ただし、この「食環境改善プログラム」では、参加者のセルフコントロールをアップさせるためのテクニックも使われているのがおもしろいポイント。具体的にどのようなものだったかと言いますと、
- 定期的に参加者の意志力をディスる!
といった内容だったらしい。研究者いわく、
私たちは、被験者へ次のように告げた。「あなたたちがダイエットを決意したのは、健康への素晴らしい第一歩です。しかし、ここでみなさんには、ダイエットの途中で必ずつきあたる壁について理解してもらわねばなりません」
のように言いふくめたそうで、ダイエットの出鼻をくじく発言になっております。
ダイエットの成功に現実的な感覚を持つのが大事
もちろん、これは参加者のモチベーションを下げるのが目的じゃなくて、
被験者に嫌なことを言ったのは、決してダイエットの決意をくじくためではない。本当の目的は、普段の食事や環境を長期的に変えていく作業がどれだけ大事かについて、もっと現実的な感覚を持ってもらうためだ。
太りぎみの被験者に現実的なジレンマの感覚を思いおこさせると、短期的に食事の量を制限する効果が得られる。このジレンマとは、いかに自分が太りやすい遺伝子を受け継いでいるかや、環境の変化に弱いかを思い出させるといったことだ。
とのこと。
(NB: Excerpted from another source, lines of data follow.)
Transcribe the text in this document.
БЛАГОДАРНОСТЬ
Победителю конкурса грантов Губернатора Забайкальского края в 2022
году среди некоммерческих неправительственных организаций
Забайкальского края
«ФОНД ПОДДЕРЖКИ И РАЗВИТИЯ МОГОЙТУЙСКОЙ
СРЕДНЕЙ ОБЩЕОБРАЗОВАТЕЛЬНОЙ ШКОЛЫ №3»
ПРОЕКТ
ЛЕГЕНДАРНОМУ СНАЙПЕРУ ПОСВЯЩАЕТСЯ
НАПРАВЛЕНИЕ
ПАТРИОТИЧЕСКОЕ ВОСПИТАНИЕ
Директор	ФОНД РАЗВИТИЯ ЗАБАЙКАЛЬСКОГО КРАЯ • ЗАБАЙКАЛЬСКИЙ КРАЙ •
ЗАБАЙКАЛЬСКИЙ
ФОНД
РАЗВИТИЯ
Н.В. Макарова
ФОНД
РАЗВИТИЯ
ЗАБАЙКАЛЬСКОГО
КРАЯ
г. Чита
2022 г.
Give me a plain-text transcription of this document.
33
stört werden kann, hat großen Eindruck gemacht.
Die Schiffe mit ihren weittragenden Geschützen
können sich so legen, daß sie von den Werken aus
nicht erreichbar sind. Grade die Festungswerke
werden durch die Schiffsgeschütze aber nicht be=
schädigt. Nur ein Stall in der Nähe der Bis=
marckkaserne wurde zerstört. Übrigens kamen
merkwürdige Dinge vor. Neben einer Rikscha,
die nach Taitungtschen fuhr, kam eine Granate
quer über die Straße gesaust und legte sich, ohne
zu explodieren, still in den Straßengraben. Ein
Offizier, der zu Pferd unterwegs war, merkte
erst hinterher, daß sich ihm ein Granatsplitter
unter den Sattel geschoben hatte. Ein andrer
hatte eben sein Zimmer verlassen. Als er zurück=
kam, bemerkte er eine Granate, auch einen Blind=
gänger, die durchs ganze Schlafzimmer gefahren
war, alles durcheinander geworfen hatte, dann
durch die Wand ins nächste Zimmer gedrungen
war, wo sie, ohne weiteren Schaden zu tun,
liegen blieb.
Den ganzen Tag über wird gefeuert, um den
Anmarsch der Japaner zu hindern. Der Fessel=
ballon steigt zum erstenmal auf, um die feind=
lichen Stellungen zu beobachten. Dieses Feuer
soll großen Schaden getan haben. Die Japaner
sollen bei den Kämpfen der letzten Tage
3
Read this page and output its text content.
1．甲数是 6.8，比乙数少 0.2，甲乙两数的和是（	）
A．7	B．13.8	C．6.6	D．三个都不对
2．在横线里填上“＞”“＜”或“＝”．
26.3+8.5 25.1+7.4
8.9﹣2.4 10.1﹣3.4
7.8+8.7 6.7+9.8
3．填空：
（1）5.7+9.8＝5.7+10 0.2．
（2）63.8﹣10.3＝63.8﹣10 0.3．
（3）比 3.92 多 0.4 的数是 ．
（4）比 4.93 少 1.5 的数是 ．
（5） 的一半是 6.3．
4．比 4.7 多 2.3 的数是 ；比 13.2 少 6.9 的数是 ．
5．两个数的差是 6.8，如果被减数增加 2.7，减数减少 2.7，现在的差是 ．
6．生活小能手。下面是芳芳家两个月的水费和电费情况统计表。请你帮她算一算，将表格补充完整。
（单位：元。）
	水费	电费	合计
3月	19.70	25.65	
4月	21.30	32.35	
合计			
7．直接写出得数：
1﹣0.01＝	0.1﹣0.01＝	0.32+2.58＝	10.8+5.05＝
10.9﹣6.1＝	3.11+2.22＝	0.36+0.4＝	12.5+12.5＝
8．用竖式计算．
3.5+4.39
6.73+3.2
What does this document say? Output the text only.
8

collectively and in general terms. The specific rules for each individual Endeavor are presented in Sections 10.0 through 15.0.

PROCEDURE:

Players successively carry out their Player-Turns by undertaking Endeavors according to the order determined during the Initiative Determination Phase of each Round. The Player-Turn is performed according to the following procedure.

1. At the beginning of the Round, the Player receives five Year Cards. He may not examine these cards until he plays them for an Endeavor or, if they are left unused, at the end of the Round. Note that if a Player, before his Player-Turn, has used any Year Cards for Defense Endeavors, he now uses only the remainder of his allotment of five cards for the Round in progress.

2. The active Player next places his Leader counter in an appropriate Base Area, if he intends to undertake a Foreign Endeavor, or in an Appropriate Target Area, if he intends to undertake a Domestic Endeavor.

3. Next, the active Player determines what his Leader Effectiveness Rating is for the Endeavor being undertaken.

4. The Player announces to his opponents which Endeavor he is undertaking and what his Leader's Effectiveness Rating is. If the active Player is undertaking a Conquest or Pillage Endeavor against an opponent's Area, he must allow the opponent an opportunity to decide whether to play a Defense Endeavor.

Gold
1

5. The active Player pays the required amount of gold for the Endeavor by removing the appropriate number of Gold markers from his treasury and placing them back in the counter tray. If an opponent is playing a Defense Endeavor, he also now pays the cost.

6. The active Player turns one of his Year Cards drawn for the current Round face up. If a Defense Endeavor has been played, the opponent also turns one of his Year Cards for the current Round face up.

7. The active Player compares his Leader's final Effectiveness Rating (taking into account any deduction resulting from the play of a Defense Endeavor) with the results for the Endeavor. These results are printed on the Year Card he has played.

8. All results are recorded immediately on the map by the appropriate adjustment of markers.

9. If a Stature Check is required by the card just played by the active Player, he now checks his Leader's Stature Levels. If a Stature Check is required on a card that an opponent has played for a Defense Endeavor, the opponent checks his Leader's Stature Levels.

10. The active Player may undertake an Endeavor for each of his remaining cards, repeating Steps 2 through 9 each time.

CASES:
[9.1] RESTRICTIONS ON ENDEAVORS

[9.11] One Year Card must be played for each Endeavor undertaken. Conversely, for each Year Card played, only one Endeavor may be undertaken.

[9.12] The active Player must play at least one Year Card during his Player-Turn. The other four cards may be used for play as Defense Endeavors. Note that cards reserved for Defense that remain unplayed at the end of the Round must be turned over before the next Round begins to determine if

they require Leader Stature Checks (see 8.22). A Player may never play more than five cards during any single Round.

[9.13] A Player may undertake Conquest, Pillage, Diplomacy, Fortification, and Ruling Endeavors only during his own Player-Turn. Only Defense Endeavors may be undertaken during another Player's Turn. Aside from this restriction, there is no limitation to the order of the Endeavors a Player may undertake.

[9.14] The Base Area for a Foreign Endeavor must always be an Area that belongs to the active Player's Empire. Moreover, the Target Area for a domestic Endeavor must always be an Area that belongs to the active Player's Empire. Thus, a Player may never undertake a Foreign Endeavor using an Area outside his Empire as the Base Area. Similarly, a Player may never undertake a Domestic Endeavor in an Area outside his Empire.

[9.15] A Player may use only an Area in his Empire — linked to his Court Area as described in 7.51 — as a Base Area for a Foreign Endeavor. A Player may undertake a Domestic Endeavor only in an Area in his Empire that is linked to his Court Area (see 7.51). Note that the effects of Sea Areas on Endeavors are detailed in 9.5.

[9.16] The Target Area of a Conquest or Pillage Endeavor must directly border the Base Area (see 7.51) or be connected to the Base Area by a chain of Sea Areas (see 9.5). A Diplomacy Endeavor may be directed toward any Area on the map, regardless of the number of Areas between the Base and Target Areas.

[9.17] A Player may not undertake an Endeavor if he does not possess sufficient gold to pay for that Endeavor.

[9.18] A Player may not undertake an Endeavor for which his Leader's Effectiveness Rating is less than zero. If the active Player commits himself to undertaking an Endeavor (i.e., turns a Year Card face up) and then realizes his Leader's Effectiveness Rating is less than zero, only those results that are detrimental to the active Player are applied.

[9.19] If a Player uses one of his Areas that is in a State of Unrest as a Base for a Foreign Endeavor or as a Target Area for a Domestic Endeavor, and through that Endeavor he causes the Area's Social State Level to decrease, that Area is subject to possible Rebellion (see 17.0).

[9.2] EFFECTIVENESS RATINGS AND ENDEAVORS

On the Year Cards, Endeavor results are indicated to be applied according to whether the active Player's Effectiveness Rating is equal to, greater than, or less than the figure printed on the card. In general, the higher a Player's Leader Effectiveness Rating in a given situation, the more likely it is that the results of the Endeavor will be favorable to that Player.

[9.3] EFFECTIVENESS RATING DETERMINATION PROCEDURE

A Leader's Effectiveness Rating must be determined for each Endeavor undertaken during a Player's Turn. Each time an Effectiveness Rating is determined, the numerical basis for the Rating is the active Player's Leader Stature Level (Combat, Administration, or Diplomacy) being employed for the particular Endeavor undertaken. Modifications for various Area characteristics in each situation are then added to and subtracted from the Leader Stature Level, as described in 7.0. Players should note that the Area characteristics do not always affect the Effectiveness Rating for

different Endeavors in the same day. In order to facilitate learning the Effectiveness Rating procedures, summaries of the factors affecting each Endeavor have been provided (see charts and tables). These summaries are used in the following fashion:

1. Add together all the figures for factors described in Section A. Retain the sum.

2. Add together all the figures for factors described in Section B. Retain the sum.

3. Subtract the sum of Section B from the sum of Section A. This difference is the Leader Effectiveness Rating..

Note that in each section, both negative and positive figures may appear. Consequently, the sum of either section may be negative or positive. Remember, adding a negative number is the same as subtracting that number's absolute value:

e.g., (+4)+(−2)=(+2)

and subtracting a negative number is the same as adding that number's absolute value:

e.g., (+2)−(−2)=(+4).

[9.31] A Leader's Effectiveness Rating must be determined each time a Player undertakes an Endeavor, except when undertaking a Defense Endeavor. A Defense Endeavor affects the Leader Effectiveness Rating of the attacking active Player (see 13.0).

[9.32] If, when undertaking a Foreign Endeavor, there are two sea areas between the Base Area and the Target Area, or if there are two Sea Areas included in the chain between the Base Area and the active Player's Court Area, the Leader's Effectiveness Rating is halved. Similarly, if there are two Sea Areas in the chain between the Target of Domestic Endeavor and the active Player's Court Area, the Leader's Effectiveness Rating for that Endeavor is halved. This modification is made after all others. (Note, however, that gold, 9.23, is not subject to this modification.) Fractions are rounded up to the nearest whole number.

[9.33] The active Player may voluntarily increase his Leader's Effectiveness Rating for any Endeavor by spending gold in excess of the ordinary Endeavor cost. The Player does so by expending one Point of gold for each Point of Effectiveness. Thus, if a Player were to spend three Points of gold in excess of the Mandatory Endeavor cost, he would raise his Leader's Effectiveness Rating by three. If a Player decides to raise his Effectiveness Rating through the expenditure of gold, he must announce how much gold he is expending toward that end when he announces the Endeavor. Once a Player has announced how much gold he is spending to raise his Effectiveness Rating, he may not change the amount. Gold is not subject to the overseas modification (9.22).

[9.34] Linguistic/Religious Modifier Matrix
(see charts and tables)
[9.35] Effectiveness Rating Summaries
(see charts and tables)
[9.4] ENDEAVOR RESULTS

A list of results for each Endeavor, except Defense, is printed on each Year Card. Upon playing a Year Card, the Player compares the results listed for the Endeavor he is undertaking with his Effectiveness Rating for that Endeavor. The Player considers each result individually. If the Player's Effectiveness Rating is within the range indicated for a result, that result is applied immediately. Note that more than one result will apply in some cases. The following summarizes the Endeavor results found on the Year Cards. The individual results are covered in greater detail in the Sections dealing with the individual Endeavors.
理想的なゴールばかり追うのではなく、厳しい現実を強調したほうがいいんじゃないの?という。
思いついた方も多いでしょうが、ここで研究チームは一種の「心理対比」を使ってるんですな。心理対比は有名なメンタルテクニックで、理想のゴールと目標達成の障害を続けてイメージするというもので、モチベーションアップの効果には定評があるんですよ。くわしくは「「やる気が出ない!」を激しく改善する「心理対比」入門」などをどーぞ。
身が引き締まるような現実を叩きつけたほうが良い
さて、その結果がどうだったかと言うと、
- 環境改善グループがもっとも体重が落ちていた!
だったそうな。実際の数字を見るとそこまでの大差ではないものの、やはり「環境の改善+心理対比」にはちょっとしたアドバンテージがあるのかもですな。
自分のセルフコントロール能力に疑問を持つことで、逆に食事に対するセルフコントロール能力が上がった。
「がんばれば成功できる!」のように安易にはげますよりも、身が引き締まるような現実を叩きつけたほうが良いのだろう。
ってことですので、いまダイエットの停滞にお悩みの方は、
- 心理対比=目標の達成率が2倍に高まる『WOOP』法
などを参考にしてみちゃいかがかと思うわけです。個人的にも、環境の改善はかなり効くよなーと感じてる次第。